Olympics choir to perform at special Paralympics Mass
The choir that performed at the 2012 Olympic opening ceremony will again be performing in connection with the Games, this time for a special Mass of Thanksgiving for the Paralympics.
The Dockhead Choir was the opening act of the Olympic opening ceremony.
They will be accompanied by an orchestra when they perform during the Mass of Thanksgiving at St George’s Cathedral, Southwark, on 8 September.
The choir will again sing the first verse of Jerusalem live and unaccompanied, dressed in the same attire they wore at the Olympic stadium.
“It will be a slightly different version of Jerusalem on this occasion to that sung at the opening ceremony,” explained Canon Maclean, Dockhead's parish priest, who will be directing the choir.
“However, above all the young people - and their parents - are both delighted and honoured to be taking part in this special liturgy."
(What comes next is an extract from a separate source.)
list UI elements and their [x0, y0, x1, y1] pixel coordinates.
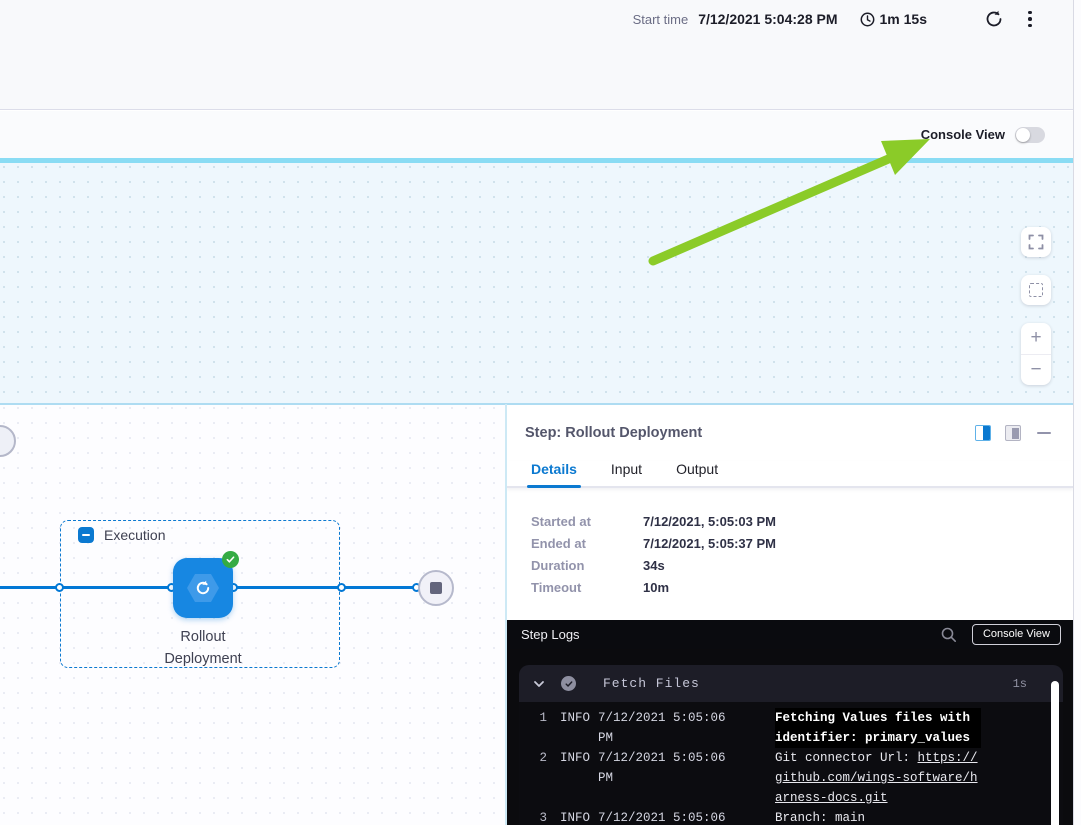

He went on to say that “being a part of the Mass in thanksgiving for the Paralympic Games is equally as great an honour for us all as being the first voices to be heard at the opening of the 30th Olympiad”, adding that “singing in worship of God is what the choir does best”.
James Parker, Catholic Executive Coordinator for the 2012 Games, said the deliberate decision had been taken to make the Mass open to anyone who wishes to attend.
He said the key message of the Mass would be that everyone has a place within the Church.
'Everyone has a place' was the theme of the Catholic Church's recent international one-day conference in London on disability, theology and sport.
“We hope that Paralympians both past and present, whether Catholic, Christian, or of any faith and none, will come to hear of the Mass and choose to join the hundreds of others who will be present," Mr Parker continued.
"We want to celebrate and give thanks to God for the preciousness and potential that lies within each and every life, particularly for how these are manifest within the domain of sport.”
The Catholic Bishops’ National Advisor on disability matters, Cristina Gangemi, said of the forthcoming Paralympiad: “We need to treat the Paralympic Games with exactly the same enthusiasm as the Olympics and really get behind the athletes.
"Whilst they are separate games, Paralympians are amazing sports people who have worked hard and have faced the same ups and downs as those who participated in the Olympics.
"It's just that they engage in events in a different way and utilise apparatus that has been geared to allow them to practise the sport they are so skilled at.”
Ms Gangemi said the Paralympics provided schools with the opportunity to have disability-themed assemblies and to "recognise the potential of all human beings within our society".
She said: "This is an opportunity not to be missed. The Paralympics are a unique example of faith in action and a place where all do what they do to the very best of their ability.”